Resistem, apesar do medo do vírus e da Polícia
Oriundos de vários países, interpretam os mais diversos estilos musicais. Do tango ao fado, da música popular brasileira à ópera. A Baixa portuense há muito se habituou à presença dos artistas de rua, setor muito afetado pela pandemia. Alguns já chegaram a concursos de talentos da televisão. Quem resistiu e ficou fá-lo com medo da Polícia e do possível contágio do novo coronavírus.
Quando surgiu a pandemia, há pouco mais de um ano, estes animadores do espaço público preparavam-se para se unir em associação. A covid-19 afastou grande parte destes artistas do palco que sempre gostaram. "Cheguei a Portugal em novembro de 2019 numa altura em que as ruas fervilhavam de gente. O Natal estava aí e o pessoal já andava nas lojas", conta Gudas, artista brasileiro e um dos poucos resistentes e que continuam a alegrar a Rua de Santa Catarina, no Porto.

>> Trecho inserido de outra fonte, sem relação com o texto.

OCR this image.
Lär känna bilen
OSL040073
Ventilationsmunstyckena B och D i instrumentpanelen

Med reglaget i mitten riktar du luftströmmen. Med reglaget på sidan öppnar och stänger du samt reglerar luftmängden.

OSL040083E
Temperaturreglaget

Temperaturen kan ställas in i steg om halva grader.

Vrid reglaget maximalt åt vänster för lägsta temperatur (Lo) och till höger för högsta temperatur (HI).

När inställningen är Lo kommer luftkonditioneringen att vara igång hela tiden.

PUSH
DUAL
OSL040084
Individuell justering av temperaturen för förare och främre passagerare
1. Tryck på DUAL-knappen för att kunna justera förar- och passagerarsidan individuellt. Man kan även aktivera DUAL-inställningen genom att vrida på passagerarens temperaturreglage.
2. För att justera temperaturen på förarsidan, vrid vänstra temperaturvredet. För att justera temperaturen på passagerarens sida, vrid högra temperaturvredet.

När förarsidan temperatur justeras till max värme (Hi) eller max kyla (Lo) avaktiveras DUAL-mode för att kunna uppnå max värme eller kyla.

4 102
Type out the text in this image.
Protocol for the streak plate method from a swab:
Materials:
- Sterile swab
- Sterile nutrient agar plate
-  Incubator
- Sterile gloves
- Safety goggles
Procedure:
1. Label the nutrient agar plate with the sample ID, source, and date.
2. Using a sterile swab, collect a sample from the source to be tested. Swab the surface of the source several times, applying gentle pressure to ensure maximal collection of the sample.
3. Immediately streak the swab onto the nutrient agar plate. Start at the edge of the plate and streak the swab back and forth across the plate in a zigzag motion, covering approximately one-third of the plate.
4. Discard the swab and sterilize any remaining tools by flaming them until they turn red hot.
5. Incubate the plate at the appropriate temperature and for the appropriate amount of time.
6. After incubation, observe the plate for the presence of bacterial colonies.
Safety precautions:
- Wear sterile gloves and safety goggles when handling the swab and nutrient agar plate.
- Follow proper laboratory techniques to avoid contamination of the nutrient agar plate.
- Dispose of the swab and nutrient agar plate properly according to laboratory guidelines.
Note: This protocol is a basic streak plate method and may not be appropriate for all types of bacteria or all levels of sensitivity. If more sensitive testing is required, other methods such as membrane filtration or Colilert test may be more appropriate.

Dos cerca de 20 cantores, bailarinos e músicos que atuavam na cidade, "restam uns três ou quatro". Durante o primeiro confinamento geral, Gudas esteve ausente da rua para regressar no verão. "Correu bem. Durante esses dois a três meses, foi bom ver de novo gente e compensou", refere, enquanto olha para o chão, para o estojo aberto da viola e onde repousam meia dúzia de moedas.
Para alegrar o dia
Nos "dias dourados" as atuações compensavam. "Ganhava-se algum dinheiro", confessa Gudas. Do outro lado da rua, Galdino abana a cabeça, confirmando a resposta. "Continuamos aqui, não pelo dinheiro, mas para mostrar que não podemos desistir. As pessoas andam deprimidas e nós temos de ajudar. De alegrar o dia delas", explica.
Galdino também é brasileiro, mas está em Portugal há 20 anos e recorda os dias em que os turistas enchiam a cidade. Reside em Braga e tanto atua na capital minhota como no Porto. "O problema é que a gente está morrendo de medo. Da atuação da Polícia, das queixas dos moradores pelo barulho, e do vírus, por estarmos assim tão expostos", diz Galdino.